Cryptocurrencies: Mining for digital gold
For many fund managers, investing in cryptocurrencies such as Bitcoin is still unchartered waters, but the asset class has recently seen a number of new developments.
Perceptions are changing over the role that these digital assets can play in portfolios, The Lens has learned.
A recent report suggested that pension funds, insurers and family offices will “dramatically” increase their allocations to cryptocurrencies over the next five years. Over 80% of institutional investors surveyed by crypto insurance firm Evertas said an improvement in regulatory infrastructure for the market is one reason behind this.
Whilst regulators are understandably cautious when it comes to cryptocurrencies – they are notoriously volatile – there are signs of progression.
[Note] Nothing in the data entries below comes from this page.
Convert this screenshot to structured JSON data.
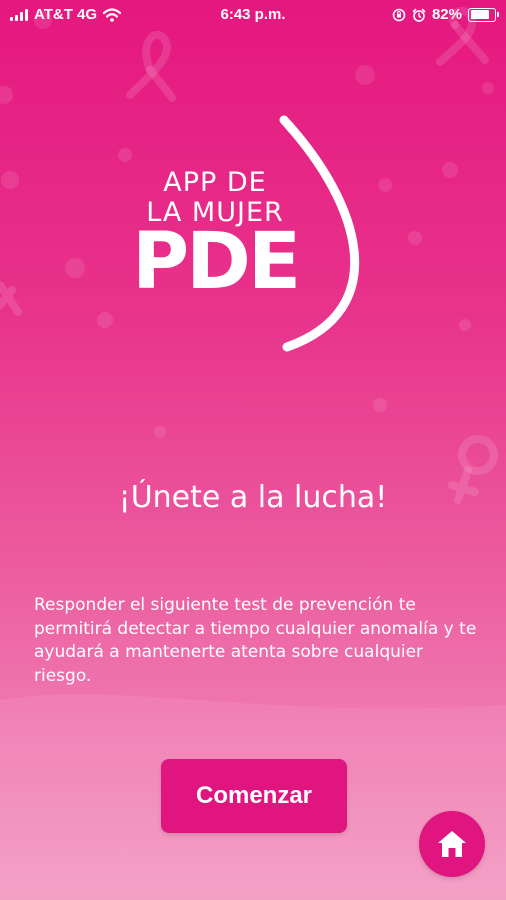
{
  "status_bar": {
    "carrier": "AT&T 4G",
    "time": "6:43 p.m.",
    "battery_text": "82%",
    "battery_level": 0.82
  },
  "logo": {
    "line1": "APP DE",
    "line2": "LA MUJER",
    "brand": "PDE"
  },
  "headline": "¡Únete a la lucha!",
  "description": "Responder el siguiente test de prevención te permitirá detectar a tiempo cualquier anomalía y te ayudará a mantenerte atenta sobre cualquier riesgo.",
  "actions": {
    "start_label": "Comenzar",
    "home_icon": "home-icon"
  },
  "colors": {
    "background_top": "#e5177f",
    "background_bottom": "#f39ac2",
    "button": "#e0157f",
    "text": "#ffffff"
  }
}
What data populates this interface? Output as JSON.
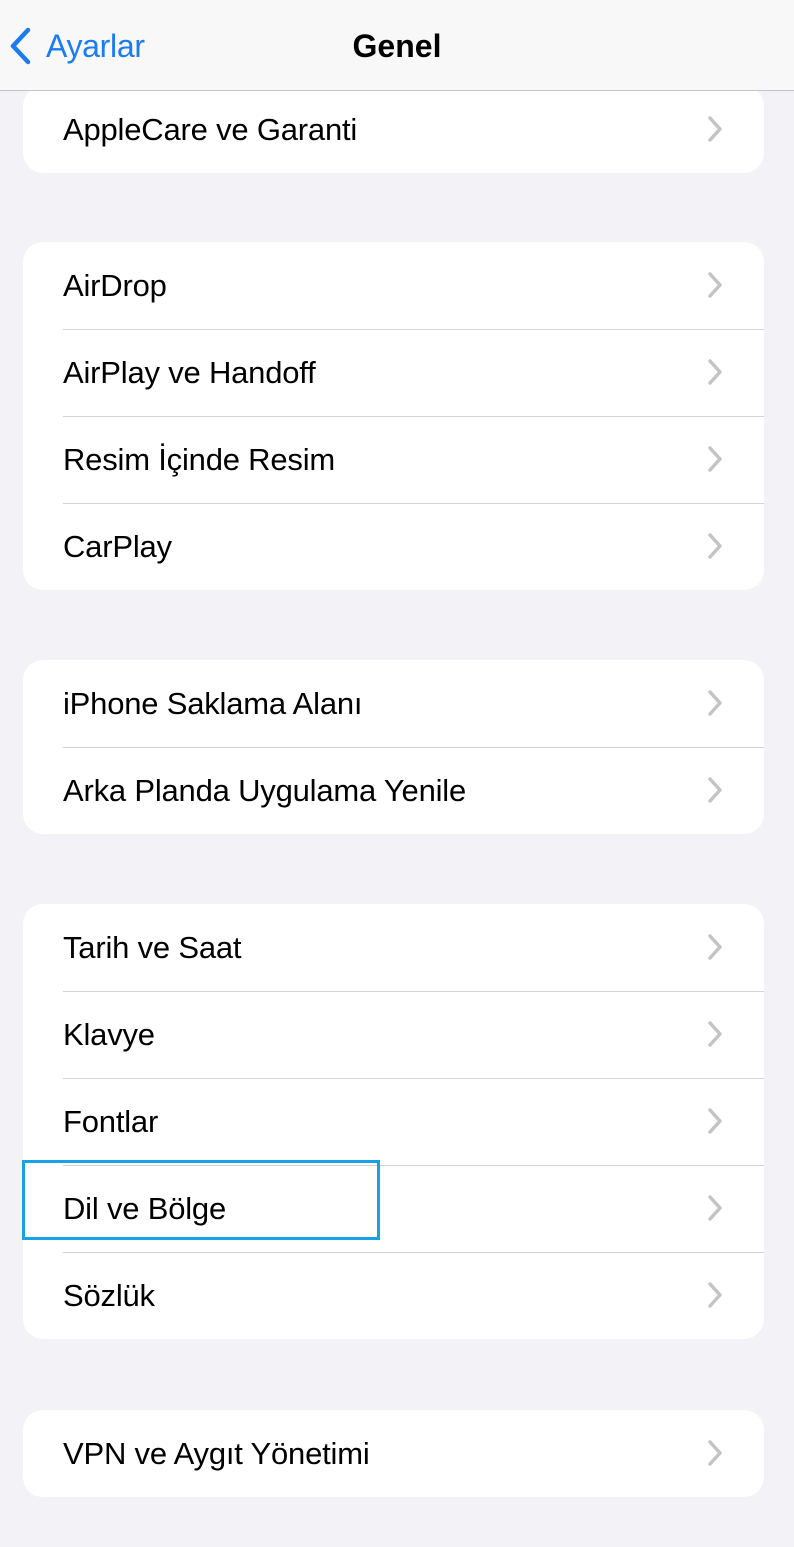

In August, London-based firm Archax became the first digital securities exchange and custodian in the UK to be regulated by the Financial Conduct Authority.
One month earlier, Switzerland-based boutique Ficas launched what it claims is the first actively-managed cryptocurrency exchange-traded product.
And in December last year, Boston-headquartered Fidelity Investments launched an entity in Europe to serve institutions investing in digital assets, building on its existing US crypto business.
In a recent conversation, The Lens was told that crypto assets represent a wealth of untapped potential – a digital gold mine.
Bitcoin’s volatility becomes irrelevant when you look at how it has performed against traditional asset classes over time, according to one portfolio manager. The key, they said, is to embrace the volatility.
Crypto assets in the funds industry look set to become more mainstream. Advocates argue that they can be used as an alternative diversification tool in this environment of high stock valuations and low, or even negative, bond yields.
Whatever the future holds for cryptocurrencies in asset management, at The Lens we’re still kicking ourselves for not investing in Bitcoin at its inception.